String interning in Python - a deep dive into CPython

Arpit Bhayani

curious, tinkerer, and explorer


Every programming language aims to be performant in its niche and achieving superior performance requires a bunch of compiler and interpreter level optimizations. Since character Strings are an integral part of any programming language, having the ability to perform string operations quickly elevates the overall performance.

In this essay, we dive deep into Python internals and find out how Python makes its interpreter performant using a technique called String Interning. This essay not only aims to put forth Python internals but also aims to make the reader comfortable in navigating through Python’s source code; so expect a lot of code snippets taken from CPython.

String Interning

String Interning is a compiler/interpreter optimization method that makes common string processing tasks space and time efficient by caching them. Instead of creating a new copy of string every time, this optimization method dictates to keep just one copy of string for every appropriate immutable distinct value and use the pointer reference wherever referred.

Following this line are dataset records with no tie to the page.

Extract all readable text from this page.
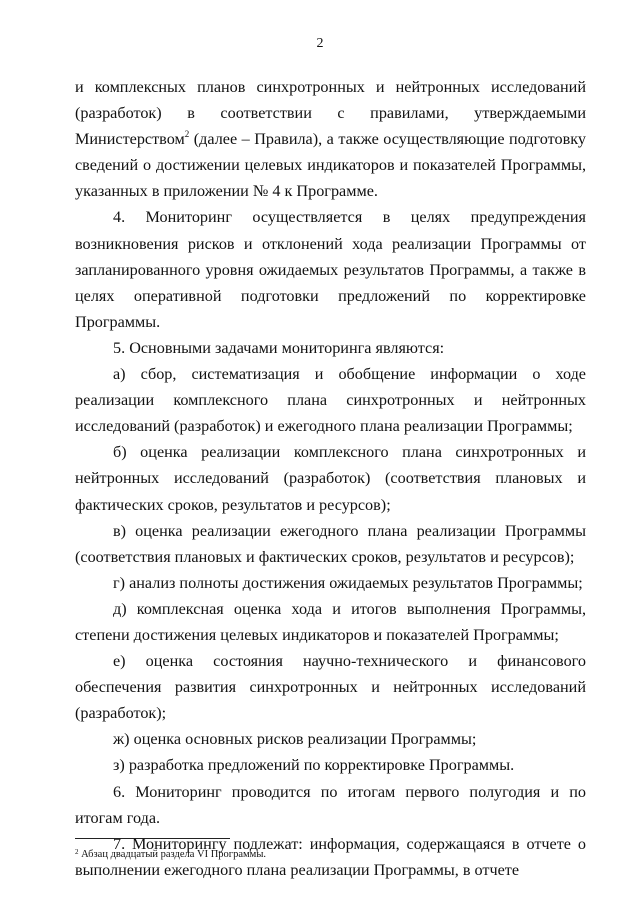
2

и комплексных планов синхротронных и нейтронных исследований (разработок) в соответствии с правилами, утверждаемыми Министерством$^2$ (далее – Правила), а также осуществляющие подготовку сведений о достижении целевых индикаторов и показателей Программы, указанных в приложении № 4 к Программе.

4. Мониторинг осуществляется в целях предупреждения возникновения рисков и отклонений хода реализации Программы от запланированного уровня ожидаемых результатов Программы, а также в целях оперативной подготовки предложений по корректировке Программы.

5. Основными задачами мониторинга являются:

а) сбор, систематизация и обобщение информации о ходе реализации комплексного плана синхротронных и нейтронных исследований (разработок) и ежегодного плана реализации Программы;

б) оценка реализации комплексного плана синхротронных и нейтронных исследований (разработок) (соответствия плановых и фактических сроков, результатов и ресурсов);

в) оценка реализации ежегодного плана реализации Программы (соответствия плановых и фактических сроков, результатов и ресурсов);

г) анализ полноты достижения ожидаемых результатов Программы;

д) комплексная оценка хода и итогов выполнения Программы, степени достижения целевых индикаторов и показателей Программы;

е) оценка состояния научно-технического и финансового обеспечения развития синхротронных и нейтронных исследований (разработок);

ж) оценка основных рисков реализации Программы;

з) разработка предложений по корректировке Программы.

6. Мониторинг проводится по итогам первого полугодия и по итогам года.

7. Мониторингу подлежат: информация, содержащаяся в отчете о выполнении ежегодного плана реализации Программы, в отчете

$^2$ Абзац двадцатый раздела VI Программы.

The single copy of each string is called its intern and hence the name String Interning. The lookup of string intern, may or may not be exposed as a public interfaced method. Modern programming languages like Java, Python, PHP, Ruby, Julia, and many more, performs String Interning to make their compilers and interpreters performant.

https://user-images.githubusercontent.com/4745789/102705512-d1691680-42ae-11eb-825f-1e032a7c12c5.png

Why should Strings be interned?

String Interning speeds up string comparisons. Without interning if we were to compare two strings for equality the complexity of it would shoot up to O(n) where we examine every character from both the strings to decide their equality. But if the strings are interned, instead of checking every character, equal strings will have the same object reference so just a pointer quality check would be sufficient to say if two string literals are equal. Since this is a very common operation, this is typically implemented as a pointer equality test, using just a single machine instruction with no memory reference at all.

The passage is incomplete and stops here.